Finalmente, há a assinalar que a relativa juventude do Direito do Trabalho não


impediu a constitucionalização dos seus princípios fundamentais, e a rápida
internacionalização da disciplina jurídica referente a alguns aspectos mais sensíveis,
sobretudo pelas convenções e recomendações da OIT.

Função do Direito do Trabalho

Tradicionalmente, o Direito do Trabalho é um ordenamento que visa a protecção dos


trabalhadores nas relações de trabalho subordinado.
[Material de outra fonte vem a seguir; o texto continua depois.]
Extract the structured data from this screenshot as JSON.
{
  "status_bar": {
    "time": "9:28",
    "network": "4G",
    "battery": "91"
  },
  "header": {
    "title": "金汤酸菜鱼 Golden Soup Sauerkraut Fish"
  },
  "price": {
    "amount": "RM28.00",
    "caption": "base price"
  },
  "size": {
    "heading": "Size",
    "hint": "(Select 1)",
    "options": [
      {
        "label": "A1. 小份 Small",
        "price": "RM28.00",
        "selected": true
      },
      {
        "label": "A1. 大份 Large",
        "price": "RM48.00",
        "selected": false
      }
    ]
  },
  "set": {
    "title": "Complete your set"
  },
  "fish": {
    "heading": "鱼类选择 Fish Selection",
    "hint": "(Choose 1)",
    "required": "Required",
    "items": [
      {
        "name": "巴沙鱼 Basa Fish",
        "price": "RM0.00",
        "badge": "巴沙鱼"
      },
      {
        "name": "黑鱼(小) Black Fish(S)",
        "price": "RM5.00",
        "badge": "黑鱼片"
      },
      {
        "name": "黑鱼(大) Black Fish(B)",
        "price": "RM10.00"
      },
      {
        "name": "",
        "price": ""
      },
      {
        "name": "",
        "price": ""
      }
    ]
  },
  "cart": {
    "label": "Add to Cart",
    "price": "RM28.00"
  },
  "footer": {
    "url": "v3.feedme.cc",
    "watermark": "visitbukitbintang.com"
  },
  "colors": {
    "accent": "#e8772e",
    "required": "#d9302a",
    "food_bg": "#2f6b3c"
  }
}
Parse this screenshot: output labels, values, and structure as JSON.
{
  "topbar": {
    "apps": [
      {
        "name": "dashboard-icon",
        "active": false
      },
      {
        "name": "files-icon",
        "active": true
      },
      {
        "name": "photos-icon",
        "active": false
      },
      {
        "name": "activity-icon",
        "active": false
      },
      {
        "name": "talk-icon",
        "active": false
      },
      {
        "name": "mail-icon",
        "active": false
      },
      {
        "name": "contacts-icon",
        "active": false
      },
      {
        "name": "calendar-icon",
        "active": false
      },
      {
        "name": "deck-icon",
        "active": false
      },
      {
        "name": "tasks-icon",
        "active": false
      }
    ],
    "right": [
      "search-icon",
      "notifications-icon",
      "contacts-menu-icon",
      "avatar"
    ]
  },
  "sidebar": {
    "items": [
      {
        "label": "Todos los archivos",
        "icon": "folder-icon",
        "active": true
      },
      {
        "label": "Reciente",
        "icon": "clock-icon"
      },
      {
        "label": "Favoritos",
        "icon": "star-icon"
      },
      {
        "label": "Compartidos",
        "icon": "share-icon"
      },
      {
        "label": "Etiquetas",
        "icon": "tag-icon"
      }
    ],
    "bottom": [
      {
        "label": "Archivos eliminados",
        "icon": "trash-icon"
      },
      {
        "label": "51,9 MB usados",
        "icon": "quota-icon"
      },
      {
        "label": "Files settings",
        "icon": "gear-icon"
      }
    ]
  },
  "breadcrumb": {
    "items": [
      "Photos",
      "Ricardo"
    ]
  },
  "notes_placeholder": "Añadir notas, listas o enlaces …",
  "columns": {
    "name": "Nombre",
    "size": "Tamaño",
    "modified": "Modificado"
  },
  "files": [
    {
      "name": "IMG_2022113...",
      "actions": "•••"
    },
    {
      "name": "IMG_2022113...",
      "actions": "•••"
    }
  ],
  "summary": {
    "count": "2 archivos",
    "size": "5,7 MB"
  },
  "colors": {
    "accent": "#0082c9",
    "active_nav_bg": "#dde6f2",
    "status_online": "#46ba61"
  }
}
Fala-se, por isso, da normal
debilidade contratual do trabalhador, consistente na desvalorização da sua vontade real
no processo de formação do contrato.

Assim, a função mais correntemente atribuída ao Direito do Trabalho é justamente a de


compensar a debilidade contratual originária do trabalhador, no plano individual
(função protectora).

É que no quadro geral do direito comum das obrigações e dos contratos, o padrão de
que se parte é de índole paritária, isto é, assume-se a igualdade originária dos sujeitos
quanto as oportunidades e capacidades objectivas de realização de interesses próprios.

No Direito do Trabalho, o padrão de referência é marcado pela desigualdade originária


dos sujeitos, ou seja, pela diferença de oportunidades e capacidades objectivas de
realização de interesses próprios, e daí que a finalidade “compensadora” seja assumida
como pressuposto da intervenção normativa.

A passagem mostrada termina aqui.